NAPOLÉON Ier (1769-1821), à son ambassadeur à Varsovie, Monseigneur de Pradt, 5 décembre 1812 (…)

Ce mot figure dans ses Maximes et pensées. Il fait partie d’un étrange discours, tenu par un homme fatalement éprouvé dans son esprit et son corps. Il nie avoir été vaincu, il nie même les dangers courus. Il dit que « l’armée est superbe ». Quant à lui : « Je vis dans l’agitation ; plus je tracasse, mieux je vaux. Il n’y a que les rois fainéants qui engraissent dans les palais ; moi, c’est à cheval, et dans les camps. » (…)

« L’armée a besoin de rétablir sa discipline, de se refaire, de remonter sa cavalerie, son artillerie et son matériel […] Le repos est son premier besoin. »1872

NAPOLÉON Ier (1769-1821), 29e Bulletin de la Grande Armée, Le Moniteur, 16 décembre 1812. Correspondance de Napoléon Ier, publiée par ordre de l’empereur Napoléon III (1858)

Derniers mots du tristement célèbre Bulletin. La France est frappée de stupeur. Napoléon, le 5 décembre, a décidé de rentrer, suite à la conspiration du général Malet et au coup d’État manqué de peu ! D’où cette course folle de treize jours, en traîneau, en cabriolet, à travers la Pologne, l’Allemagne… Mais il ignore le pire : la plus atroce déroute de l’histoire de France commence.

« La fortune m’a ébloui. »1873

NAPOLÉON Ier (1769-1821), à ses ministres, 19 décembre 1812 (…)

De retour à Paris dans la nuit, il avoue à ses ministres, le lendemain : « J’ai été à Moscou, j’ai cru signer la paix. J’y suis resté trop longtemps […] J’ai fait une très grande faute, mais la fortune peut encore la réparer. » Il apprend quelques jours plus tard la tragédie, la débâcle (…) Bilan total de cette campagne, 530 000 morts, victimes surtout du typhus, du froid et de la faim.

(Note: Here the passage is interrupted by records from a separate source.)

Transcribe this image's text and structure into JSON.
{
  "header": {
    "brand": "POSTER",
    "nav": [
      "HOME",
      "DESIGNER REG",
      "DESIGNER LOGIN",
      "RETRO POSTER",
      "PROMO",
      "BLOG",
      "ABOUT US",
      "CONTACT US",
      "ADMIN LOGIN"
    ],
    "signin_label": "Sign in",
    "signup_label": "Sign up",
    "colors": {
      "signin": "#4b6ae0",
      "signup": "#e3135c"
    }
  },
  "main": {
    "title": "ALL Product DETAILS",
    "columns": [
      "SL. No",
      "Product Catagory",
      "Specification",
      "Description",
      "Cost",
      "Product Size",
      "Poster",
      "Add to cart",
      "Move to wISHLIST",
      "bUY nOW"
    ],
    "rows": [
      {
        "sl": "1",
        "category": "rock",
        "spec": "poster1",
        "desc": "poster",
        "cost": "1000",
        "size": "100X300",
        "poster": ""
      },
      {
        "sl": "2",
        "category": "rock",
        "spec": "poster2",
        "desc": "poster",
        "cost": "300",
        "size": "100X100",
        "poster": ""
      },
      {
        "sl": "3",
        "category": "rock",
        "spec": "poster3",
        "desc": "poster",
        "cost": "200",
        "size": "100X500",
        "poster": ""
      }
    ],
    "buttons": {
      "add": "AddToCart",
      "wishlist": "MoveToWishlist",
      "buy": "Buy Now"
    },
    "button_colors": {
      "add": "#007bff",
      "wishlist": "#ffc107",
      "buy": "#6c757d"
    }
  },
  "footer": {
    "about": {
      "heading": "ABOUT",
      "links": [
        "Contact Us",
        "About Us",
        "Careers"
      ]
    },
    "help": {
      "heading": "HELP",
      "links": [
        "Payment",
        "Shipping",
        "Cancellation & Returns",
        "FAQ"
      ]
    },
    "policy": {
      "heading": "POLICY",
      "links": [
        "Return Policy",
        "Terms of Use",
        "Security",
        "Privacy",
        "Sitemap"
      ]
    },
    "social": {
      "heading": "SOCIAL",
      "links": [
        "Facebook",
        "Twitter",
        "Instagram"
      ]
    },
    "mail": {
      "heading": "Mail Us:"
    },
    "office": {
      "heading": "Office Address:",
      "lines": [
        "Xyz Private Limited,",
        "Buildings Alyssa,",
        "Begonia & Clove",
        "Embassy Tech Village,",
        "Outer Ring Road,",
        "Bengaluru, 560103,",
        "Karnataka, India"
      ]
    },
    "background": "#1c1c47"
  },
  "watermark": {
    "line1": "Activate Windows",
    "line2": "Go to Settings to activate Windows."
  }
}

« J’ai vu vos troupes, il n’y a que des enfants. Vous avez fait périr une génération. Que ferez-vous quand ceux-ci auront disparu ? »1874

METTERNICH (1773-1859), à Napoléon qui le reçoit comme médiateur à Dresde, 26 juin 1813 (…)

Napoléon cherche une impossible trêve (…) Il fait le compte des soldats dont il peut disposer et tente de montrer sa force (…) En fait, il devra faire appel aux anciennes classes et recruter des « Marie-Louise », jeunes conscrits des classes 1814 et 1815, sans formation militaire. Metternich n’est pas dupe de la démonstration. Napoléon, furieux, lui reproche les ambiguïtés de sa politique. Ce qui va jeter l’Autriche dans le camp ennemi.

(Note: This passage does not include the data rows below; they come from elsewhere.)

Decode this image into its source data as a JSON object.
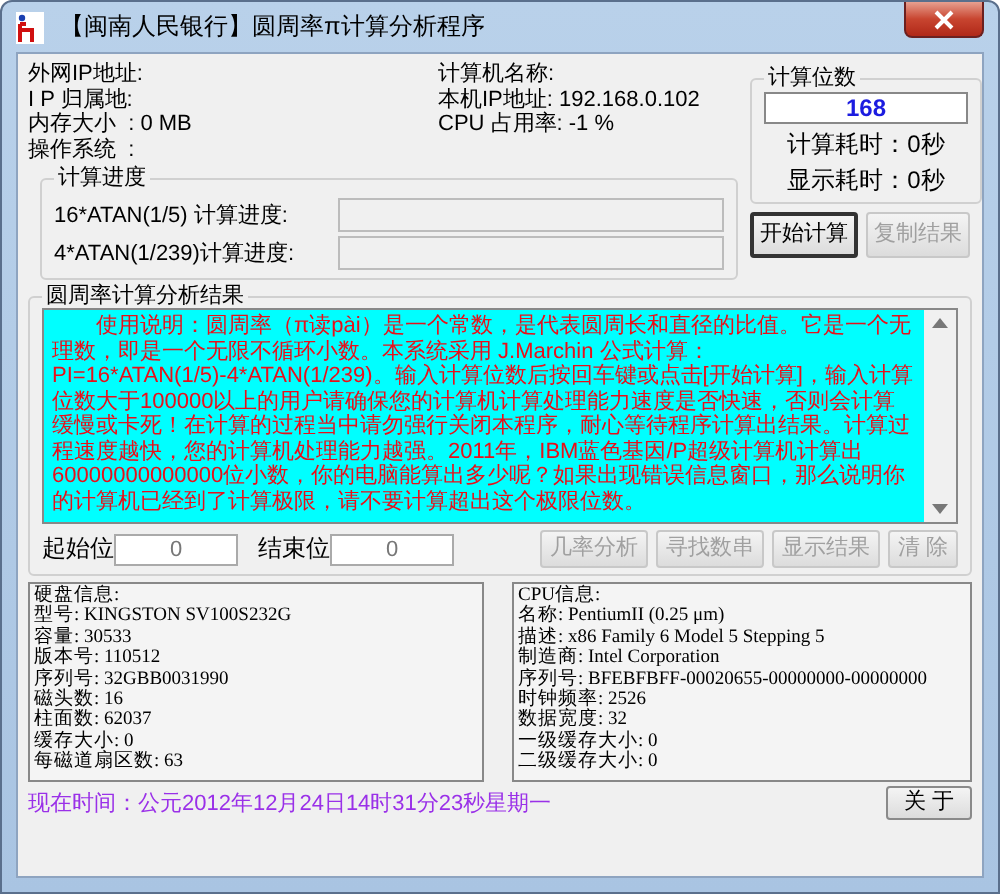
{
  "window": {
    "title": "【闽南人民银行】圆周率π计算分析程序"
  },
  "system_info": {
    "left": [
      "外网IP地址:",
      "I P 归属地:",
      "内存大小  : 0 MB",
      "操作系统  :"
    ],
    "right": [
      "计算机名称:",
      "本机IP地址: 192.168.0.102",
      "CPU 占用率: -1 %"
    ]
  },
  "progress_group": {
    "title": "计算进度",
    "rows": [
      {
        "label": "16*ATAN(1/5) 计算进度:",
        "level": 0
      },
      {
        "label": "4*ATAN(1/239)计算进度:",
        "level": 0
      }
    ]
  },
  "digits_group": {
    "title": "计算位数",
    "value": "168",
    "calc_time": "计算耗时：0秒",
    "display_time": "显示耗时：0秒"
  },
  "top_buttons": [
    {
      "label": "开始计算",
      "disabled": false
    },
    {
      "label": "复制结果",
      "disabled": true
    }
  ],
  "results_group": {
    "title": "圆周率计算分析结果",
    "text": "　　使用说明：圆周率（π读pài）是一个常数，是代表圆周长和直径的比值。它是一个无理数，即是一个无限不循环小数。本系统采用 J.Marchin 公式计算：PI=16*ATAN(1/5)-4*ATAN(1/239)。输入计算位数后按回车键或点击[开始计算]，输入计算位数大于100000以上的用户请确保您的计算机计算处理能力速度是否快速，否则会计算缓慢或卡死！在计算的过程当中请勿强行关闭本程序，耐心等待程序计算出结果。计算过程速度越快，您的计算机处理能力越强。2011年，IBM蓝色基因/P超级计算机计算出60000000000000位小数，你的电脑能算出多少呢？如果出现错误信息窗口，那么说明你的计算机已经到了计算极限，请不要计算超出这个极限位数。",
    "start_label": "起始位",
    "start_value": "0",
    "end_label": "结束位",
    "end_value": "0",
    "buttons": [
      {
        "label": "几率分析",
        "disabled": true
      },
      {
        "label": "寻找数串",
        "disabled": true
      },
      {
        "label": "显示结果",
        "disabled": true
      },
      {
        "label": "清 除",
        "disabled": true
      }
    ]
  },
  "disk_info": [
    "硬盘信息:",
    "型号: KINGSTON SV100S232G",
    "容量: 30533",
    "版本号: 110512",
    "序列号: 32GBB0031990",
    "磁头数: 16",
    "柱面数: 62037",
    "缓存大小: 0",
    "每磁道扇区数: 63"
  ],
  "cpu_info": [
    "CPU信息:",
    "名称: PentiumII (0.25 μm)",
    "描述: x86 Family 6 Model 5 Stepping 5",
    "制造商: Intel Corporation",
    "序列号: BFEBFBFF-00020655-00000000-00000000",
    "时钟频率: 2526",
    "数据宽度: 32",
    "一级缓存大小: 0",
    "二级缓存大小: 0"
  ],
  "current_time": "现在时间：公元2012年12月24日14时31分23秒星期一",
  "about_button": {
    "label": "关 于",
    "disabled": false
  }
}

« C’en est fini de Bonaparte. »1875

METTERNICH (1773-1859), Lettre à son ami Hudelist (conseiller d’État), après son entrevue avec Napoléon, 26 juin 1813 (…)

Le chancelier d’Autriche vient de terminer son dialogue avec Napoléon, en abandonnant son ton diplomatique : « Vous êtes perdu, Sire ! Je m’en doutais en venant ici, maintenant je le sais ! » (…) La guerre reprend. Après la campagne de Russie et avant la campagne de France, c’est la campagne d’Allemagne. Napoléon repart, laissant la régence à Marie-Louise.